スカウト
「君、名前は?」
軽いノリで聞いてきた。
「あ、私ですか?」
「そうだよ、他の誰に聞いてるんだよ」
「そうですよね。私は、あんずです」
「あんずかあ。変わった名前だよね。」
「え、まあ」
実は、私はすでにキャバクラで働いている。
「あんず」はそこの源氏名として使っている。
理由は単純で、「あんず酒」が好きだったからだ。
そこから徒歩で3分ほどのビルの3階にある喫茶店に入って行った。
喫茶店内は、若者はほとんどいなく、なにやら商談めいた会話が飛び交っていた。
「紹介します。

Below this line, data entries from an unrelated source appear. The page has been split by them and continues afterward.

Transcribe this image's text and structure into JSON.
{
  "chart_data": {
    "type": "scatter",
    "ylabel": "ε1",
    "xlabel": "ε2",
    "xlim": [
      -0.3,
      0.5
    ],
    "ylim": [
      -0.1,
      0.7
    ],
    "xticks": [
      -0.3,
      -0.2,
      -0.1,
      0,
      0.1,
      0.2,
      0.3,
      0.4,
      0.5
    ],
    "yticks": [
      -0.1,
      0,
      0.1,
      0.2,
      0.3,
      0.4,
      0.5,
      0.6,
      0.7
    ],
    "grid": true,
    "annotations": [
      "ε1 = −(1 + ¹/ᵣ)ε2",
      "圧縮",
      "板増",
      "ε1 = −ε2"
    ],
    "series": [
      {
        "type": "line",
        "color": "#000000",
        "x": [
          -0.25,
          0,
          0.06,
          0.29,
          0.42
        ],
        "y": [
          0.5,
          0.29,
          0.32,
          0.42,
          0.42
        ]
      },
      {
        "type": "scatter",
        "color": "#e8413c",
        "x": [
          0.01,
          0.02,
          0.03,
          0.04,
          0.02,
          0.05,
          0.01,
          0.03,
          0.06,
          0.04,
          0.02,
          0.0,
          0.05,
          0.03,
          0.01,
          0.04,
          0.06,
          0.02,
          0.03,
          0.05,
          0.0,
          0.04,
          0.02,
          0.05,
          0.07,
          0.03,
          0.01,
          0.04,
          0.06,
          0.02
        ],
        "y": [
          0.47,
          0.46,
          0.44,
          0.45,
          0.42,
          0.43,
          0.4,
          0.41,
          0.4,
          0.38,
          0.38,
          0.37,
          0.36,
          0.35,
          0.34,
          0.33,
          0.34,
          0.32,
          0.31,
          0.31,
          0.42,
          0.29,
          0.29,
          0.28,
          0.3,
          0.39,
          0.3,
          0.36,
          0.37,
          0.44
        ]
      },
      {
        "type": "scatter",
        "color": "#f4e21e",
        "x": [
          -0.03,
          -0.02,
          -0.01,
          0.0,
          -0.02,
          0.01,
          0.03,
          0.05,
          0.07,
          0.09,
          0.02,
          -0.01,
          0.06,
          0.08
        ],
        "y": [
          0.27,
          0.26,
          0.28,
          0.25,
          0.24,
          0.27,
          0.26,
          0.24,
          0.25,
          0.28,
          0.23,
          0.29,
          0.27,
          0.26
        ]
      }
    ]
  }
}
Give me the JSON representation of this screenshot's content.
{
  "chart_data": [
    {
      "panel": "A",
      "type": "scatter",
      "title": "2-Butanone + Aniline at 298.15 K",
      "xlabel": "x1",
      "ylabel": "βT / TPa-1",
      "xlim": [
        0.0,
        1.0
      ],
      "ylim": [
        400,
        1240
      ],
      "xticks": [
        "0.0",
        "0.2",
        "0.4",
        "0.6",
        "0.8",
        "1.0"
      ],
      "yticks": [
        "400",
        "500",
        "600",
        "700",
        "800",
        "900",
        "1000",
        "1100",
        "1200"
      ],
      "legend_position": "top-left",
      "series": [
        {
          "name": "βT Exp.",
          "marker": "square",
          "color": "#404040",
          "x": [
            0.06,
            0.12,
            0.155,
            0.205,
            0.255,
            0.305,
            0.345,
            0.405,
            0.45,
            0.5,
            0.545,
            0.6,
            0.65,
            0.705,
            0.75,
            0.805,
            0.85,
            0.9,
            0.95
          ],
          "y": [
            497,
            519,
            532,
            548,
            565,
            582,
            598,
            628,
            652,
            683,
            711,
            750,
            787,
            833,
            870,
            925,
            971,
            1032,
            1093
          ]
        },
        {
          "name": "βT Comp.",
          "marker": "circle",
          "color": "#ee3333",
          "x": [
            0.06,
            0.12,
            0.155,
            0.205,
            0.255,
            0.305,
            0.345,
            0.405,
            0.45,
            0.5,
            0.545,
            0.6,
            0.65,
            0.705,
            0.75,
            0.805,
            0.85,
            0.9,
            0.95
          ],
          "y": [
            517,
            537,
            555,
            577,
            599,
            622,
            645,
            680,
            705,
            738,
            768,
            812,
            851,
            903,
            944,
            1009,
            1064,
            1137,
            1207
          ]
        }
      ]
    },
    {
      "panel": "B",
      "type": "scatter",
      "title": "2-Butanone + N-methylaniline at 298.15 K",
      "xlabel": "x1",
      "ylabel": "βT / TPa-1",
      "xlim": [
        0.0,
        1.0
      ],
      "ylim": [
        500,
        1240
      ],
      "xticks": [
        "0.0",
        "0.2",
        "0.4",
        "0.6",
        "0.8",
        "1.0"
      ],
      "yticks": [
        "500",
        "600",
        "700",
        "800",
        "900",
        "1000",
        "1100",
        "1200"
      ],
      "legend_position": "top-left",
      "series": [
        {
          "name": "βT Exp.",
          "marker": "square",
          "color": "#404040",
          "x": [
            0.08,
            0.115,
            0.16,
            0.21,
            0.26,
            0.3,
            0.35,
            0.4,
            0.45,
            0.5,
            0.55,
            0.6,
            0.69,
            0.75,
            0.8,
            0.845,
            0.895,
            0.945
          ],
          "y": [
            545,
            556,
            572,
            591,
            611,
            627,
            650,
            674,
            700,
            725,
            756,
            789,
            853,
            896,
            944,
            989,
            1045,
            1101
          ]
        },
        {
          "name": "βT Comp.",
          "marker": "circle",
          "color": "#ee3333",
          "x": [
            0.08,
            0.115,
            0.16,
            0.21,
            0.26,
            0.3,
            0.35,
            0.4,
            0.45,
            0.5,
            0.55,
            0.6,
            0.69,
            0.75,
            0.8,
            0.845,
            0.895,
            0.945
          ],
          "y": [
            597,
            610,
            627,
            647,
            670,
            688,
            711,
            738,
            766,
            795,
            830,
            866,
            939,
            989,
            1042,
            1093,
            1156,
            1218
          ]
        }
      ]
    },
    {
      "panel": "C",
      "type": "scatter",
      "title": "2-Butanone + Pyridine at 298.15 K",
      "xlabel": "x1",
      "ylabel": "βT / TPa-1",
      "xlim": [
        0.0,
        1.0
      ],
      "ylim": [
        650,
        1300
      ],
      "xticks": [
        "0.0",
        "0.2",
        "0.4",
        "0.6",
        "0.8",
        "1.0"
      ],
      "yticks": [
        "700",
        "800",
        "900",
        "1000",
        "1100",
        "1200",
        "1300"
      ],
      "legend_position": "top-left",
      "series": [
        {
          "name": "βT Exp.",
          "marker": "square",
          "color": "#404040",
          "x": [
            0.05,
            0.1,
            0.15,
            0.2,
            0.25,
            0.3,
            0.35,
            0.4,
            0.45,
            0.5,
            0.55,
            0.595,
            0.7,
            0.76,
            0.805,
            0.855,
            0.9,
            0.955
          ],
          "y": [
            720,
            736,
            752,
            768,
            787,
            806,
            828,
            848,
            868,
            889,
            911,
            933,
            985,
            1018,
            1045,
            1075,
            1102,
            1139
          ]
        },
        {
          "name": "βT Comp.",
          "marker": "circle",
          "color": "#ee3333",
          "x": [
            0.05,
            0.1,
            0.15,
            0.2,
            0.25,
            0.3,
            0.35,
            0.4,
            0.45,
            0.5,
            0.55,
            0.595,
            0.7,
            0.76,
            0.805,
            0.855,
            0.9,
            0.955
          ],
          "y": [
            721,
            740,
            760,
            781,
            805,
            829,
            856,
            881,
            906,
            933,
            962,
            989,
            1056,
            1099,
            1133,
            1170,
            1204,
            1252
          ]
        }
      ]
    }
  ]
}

友人の、小岩井です」
席に座っていたのは、スーツを着こなした紳士な感じの男性だった。名刺を差し出された。そこには「株式会社 ライブアイ コーポレーション」とあり、「営業部長」という肩書きだった。
「では、よろしく」
といって、さきほどの男、伊藤は立ち去って行った。
なにか騙されたんじゃないか?と不安がっていると、
「いや、ごめんね。実はさ、街頭でのスカウト行為は禁止になったんだよね。それで、こうして間接的にやっているわけ」
そういえば、迷惑防止条例が改正されて、街頭でキャバクラや風俗へのスカウト行為が禁止になった、というニュースがあったっけ。だから、こうして、最初にナンパして、その人ではないひとがスカウトをするのか。
手の込んだことをしているなあ、と思った。
「君、キャバクラで働かない?」
やはり、思った通り、キャバクラのスカウトだった。
「実はもう働いているんです」
「え、そうなの?ちなみに、どこで?」
「中野です」
「中野かあ。時給は、ぶっちゃけどれくらいなの?」
「1500円です」
「安いね。もし、僕の紹介するところだったら、最低2500円は保証するよ」
時給の1000円upは正直、うれしい話だ。
でも、私だって入店間近なころは時給2000円だったが、客がそれほど呼べなかったために、時給が下がった結果だった。だから、最低2500円といっても、どうせ下がってしまうんだろうな、って思った。
それに、お金だけが働く目的ではないし・・・・。